One noisy category poisons the rest. When one check cries wolf you start distrusting all of them and the real findings get ignored alongside the noise. A false positive costs more than a missed nicety, because it spends trust you cannot quickly earn back.

Mute and fix, do not tune live. When a category is noisy, switch it off to restore trust in the rest, then reframe and fix it properly before turning it back on, rather than leaving it spraying noise while you tinker.

Show the line with examples. Give it an acceptable case next to a real problem, so it learns where the boundary sits and stops flagging the harmless ones.

Tag why each finding fired. Have it return the reason it flagged each one, a detected-pattern field, so false positives become data you can group and suppress wholesale rather than a vague sense that it is noisy.
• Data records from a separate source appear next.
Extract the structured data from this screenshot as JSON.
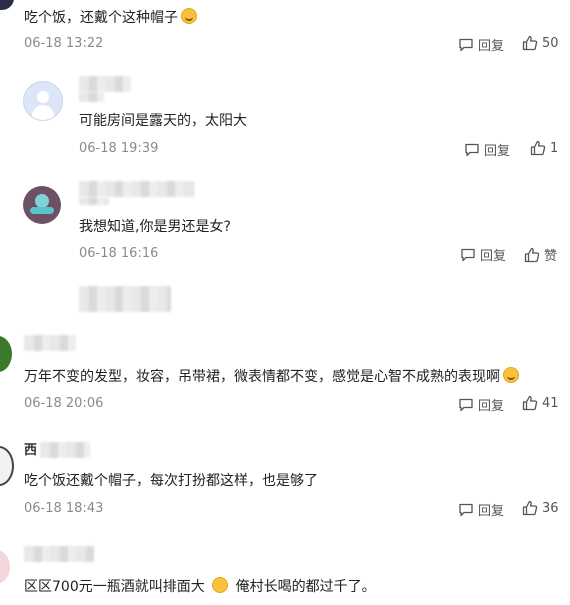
{
  "comments": [
    {
      "text": "吃个饭，还戴个这种帽子",
      "time": "06-18 13:22",
      "reply": "回复",
      "likes": "50"
    },
    {
      "text": "可能房间是露天的，太阳大",
      "time": "06-18 19:39",
      "reply": "回复",
      "likes": "1"
    },
    {
      "text": "我想知道,你是男还是女?",
      "time": "06-18 16:16",
      "reply": "回复",
      "likes": "赞"
    },
    {
      "text": "万年不变的发型，妆容，吊带裙，微表情都不变，感觉是心智不成熟的表现啊",
      "time": "06-18 20:06",
      "reply": "回复",
      "likes": "41"
    },
    {
      "name_prefix": "西",
      "text": "吃个饭还戴个帽子，每次打扮都这样，也是够了",
      "time": "06-18 18:43",
      "reply": "回复",
      "likes": "36"
    },
    {
      "text_a": "区区700元一瓶酒就叫排面大",
      "text_b": "俺村长喝的都过千了。"
    }
  ],
  "colors": {
    "text": "#222222",
    "time": "#8a8a8a",
    "action": "#555555"
  },
  "icons": {
    "reply": "comment-bubble-icon",
    "like": "thumbs-up-icon",
    "emoji": "laughing-face-emoji"
  }
}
Two more trustworthy moves already live on the getting a sharp answer page: setting checkable criteria so quality is not a matter of opinion, and the Sharpen loop for tightening a draft until two people would decide the same way.

In plain words

In plain words: this page is about trusting what AI gives you, so you can rely on it without re-checking every line by hand. The moves are to ask for a fixed shape rather than free text, give worked examples so it does not invent things, check the values and feed back anything wrong, get a fresh set of eyes to review, and make sure your checks do not cry wolf. AI here means a tool that produces code or data from your instructions.

Part of Working with AI. The soft skills behind it: The soft skills of working with AI.

Why Claude. When this page carries tool-specific notes they use Claude Code, because it is one of the most widely used AI tools for building software. It is also what we build with day to day. The moves themselves are general and carry across to other capable AI tools.